What is the perfect way to convert a categorical array to a simple numeric array? For example:
using CategoricalArrays
a = CategoricalArray(["X", "X", "Y", "Z", "Y", "Y", "Z"])
b = recode(a, "X"=>1, "Y"=>2, "Z"=>3)
As a result of the conversion, we still get a categorical array, even if we explicitly specify the type of assigned values:
b = recode(a, "X"=>1::Int64, "Y"=>2::Int64, "Z"=>3::Int64)
It looks like some other approach is needed here, but I can't think of a direction to look in
You have two natural options:
julia> recode(unwrap.(a), "X"=>1, "Y"=>2, "Z"=>3)
7-element Vector{Int64}:
1
1
2
3
2
2
3
or
julia> mapping = Dict("X"=>1, "Y"=>2, "Z"=>3)

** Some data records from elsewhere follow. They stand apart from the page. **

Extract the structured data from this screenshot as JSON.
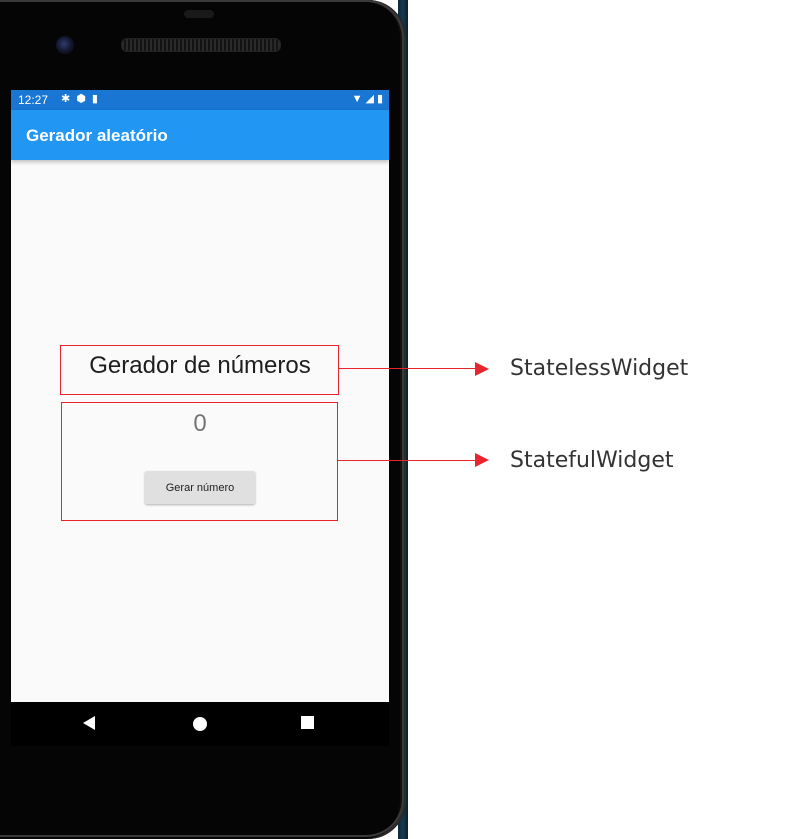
{
  "status_bar": {
    "time": "12:27",
    "left_icons": [
      "settings-icon",
      "shield-icon",
      "sd-card-icon"
    ],
    "right_icons": [
      "wifi-icon",
      "signal-icon",
      "battery-icon"
    ]
  },
  "app_bar": {
    "title": "Gerador aleatório",
    "color": "#2196f3",
    "status_color": "#1976d2"
  },
  "content": {
    "heading": "Gerador de números",
    "counter_value": "0",
    "generate_button_label": "Gerar número"
  },
  "navigation": {
    "buttons": [
      "back-icon",
      "home-icon",
      "recents-icon"
    ]
  },
  "annotations": {
    "color": "#e8242e",
    "stateless_label": "StatelessWidget",
    "stateful_label": "StatefulWidget"
  }
}
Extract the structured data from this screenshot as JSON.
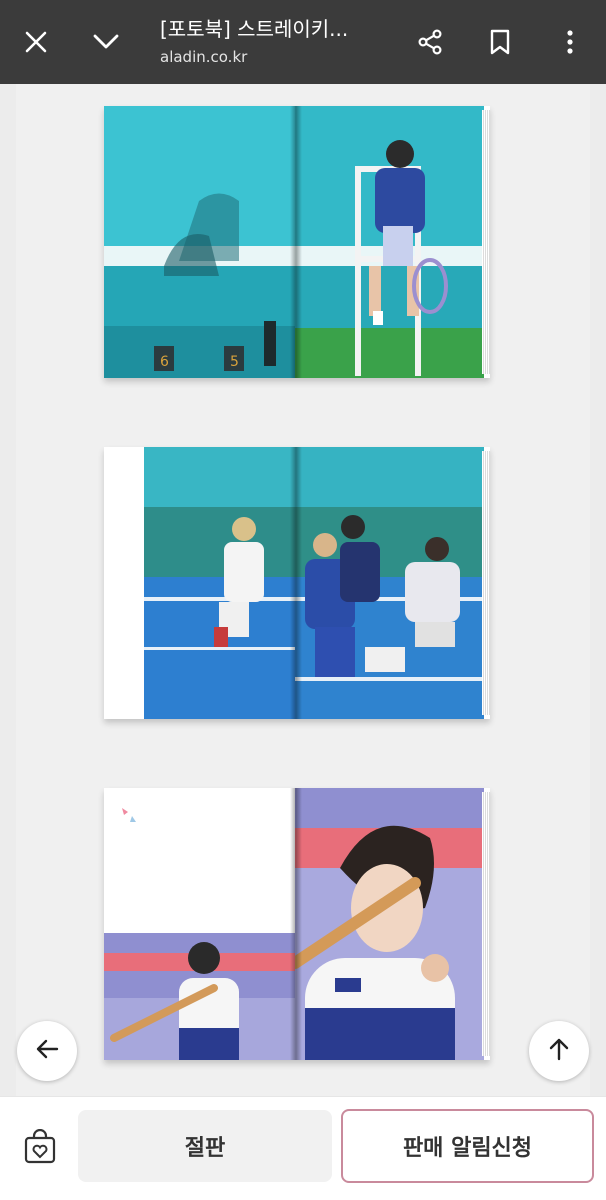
{
  "browser": {
    "title": "[포토북] 스트레이키...",
    "url": "aladin.co.kr",
    "icons": {
      "close": "close-icon",
      "collapse": "chevron-down-icon",
      "share": "share-icon",
      "bookmark": "bookmark-icon",
      "more": "more-vert-icon"
    }
  },
  "gallery": {
    "images": [
      {
        "name": "photobook-spread-1"
      },
      {
        "name": "photobook-spread-2"
      },
      {
        "name": "photobook-spread-3"
      }
    ]
  },
  "floating": {
    "back_icon": "arrow-left-icon",
    "top_icon": "arrow-up-icon"
  },
  "bottom": {
    "wish_icon": "heart-bag-icon",
    "soldout_label": "절판",
    "notify_label": "판매 알림신청",
    "notify_border_color": "#c98a9c"
  }
}
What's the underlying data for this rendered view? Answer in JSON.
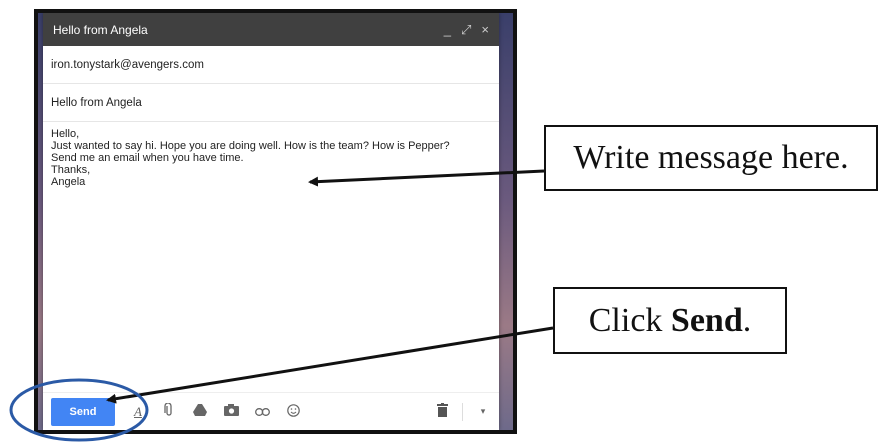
{
  "compose": {
    "title": "Hello from Angela",
    "controls": {
      "minimize": "_",
      "expand": "⤢",
      "close": "×"
    },
    "to": "iron.tonystark@avengers.com",
    "subject": "Hello from Angela",
    "body_lines": [
      "Hello,",
      "Just wanted to say hi. Hope you are doing well. How is the team? How is Pepper?",
      "Send me an email when you have time.",
      "Thanks,",
      "Angela"
    ]
  },
  "toolbar": {
    "send_label": "Send",
    "icons": [
      "format-text-icon",
      "attach-icon",
      "drive-icon",
      "photo-icon",
      "link-icon",
      "emoji-icon",
      "trash-icon",
      "more-options-icon"
    ]
  },
  "callouts": {
    "write": "Write message here.",
    "send_prefix": "Click ",
    "send_bold": "Send",
    "send_suffix": "."
  },
  "colors": {
    "send_button": "#4285f4",
    "title_bar": "#404040",
    "annotation_circle": "#2b5aa6"
  }
}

Dict{String, Int64} with 3 entries:
"Y" => 2
"Z" => 3
"X" => 1
julia> [mapping[v] for v in a]
7-element Vector{Int64}:
1
1
2
3
2
2
3
the Dict
approach is slower, but it is more flexible in case you would have many levels to map.
The key function here is unwrap
that drops the "categorical" notion of CategoricalValue
(in the Dict
style unwrap
gets called automatically)
Also note that if you just want to get the levelcode
s of the values stored in a CategoricalArray
(something that R does by default) then you can just do:
julia> levelcode.(a)
7-element Vector{Int64}:
1
1
2
3
2
2
3
Also note that with levelcode
missing
is mapped to missing
:
julia> x = CategoricalArray(["Y", "X", missing, "Z"])
4-element CategoricalArray{Union{Missing, String},1,UInt32}:
"Y"
"X"
missing
"Z"
julia> levelcode.(x)
4-element Vector{Union{Missing, Int64}}:
2
1
missing
3